For the Evulz: On the surface of what the film shows us, this may appear to be the only reason behind the Japanese soldier's actions. But, consider that many of who were conscripted who were raised in a militarist culture who were abused or "punished" by their superior officers by being slapped or beaten or whatnot, many of which are in their late teens and early 20s, who just fought a brutal battle in and around Shanghai for months and won by a relatively close margin, who were pissed and came upon a city full of goods and people. Shit will happen. Of course a lot of officers joined in too, as shown in the movie (think a certain Lieutanant)
Heroic BSOD: Tang, after his five-year-old daughter is flung from a window to her death in front of him. It leads to his change of heart regarding his collaboration.
Karma Houdini: Commander Ida. The closing credits say it all: "Osamu Ida, 1900 - 1979". note Ida is not a real life figure, but an Expy of Prince Asaka, the man who gave the order to kill all prisoners, and was never captured or charged for his crimes.
Les Collaborateurs: Rabe collaborates with the Japanese authorities, albeit very reluctantly. The eager-to-please Mr. Tang also does it, until the day they throw his little daughter from a window, just for laughs.
Meaningful Echo: During the Nanking victory parade in the end, when the Japanese soldiers roar triumphantly in unison, it's pretty obvious that Kadokawa is screaming in agony. His own screams echo in his head later on, when he releases the prisoners and kills himself.
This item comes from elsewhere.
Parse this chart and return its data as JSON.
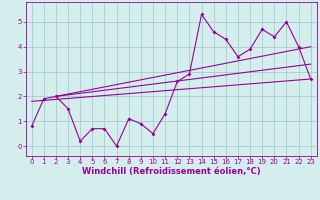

Only Sane Man: Subverted in a way. At first glance, to the viewers Kadokawa is the only sane person among the Japanese grunts. Then we have scenes of them hanging out, having a fun time, playing the piano and singing old-time love songs together...it's dissonant. Even stranger, and Truth in Television, is the fact that some of these soldiers went home after this horrendous war, to become shy and polite salarymen...
Redshirt Reporter: When the Japanese forces first entered the city of Nanjing, they were accompanied by a reporter and his cameraman from the Asahi News Agency. The convoy was ambushed and almost entirely wiped out. However, it was still averted since the cameraman ended up being the only survivor and even managed to escape the ambush and sound the alarm, dooming the Chinese resistance in the city.
Sociopathic Soldier: Most of the Japanese soldiers, of the crazed Patriotic Fervor variety. It's downright eerie to watch these guys goofing around and cracking jokes together, when they're not being sadistic loons.
Soundtrack Dissonance: When Kadokawa, Ida, and the other men are singing nostalgic love ballads together, while the corpses of "comfort women", their lipstick still fresh, are dumped in piles and burned.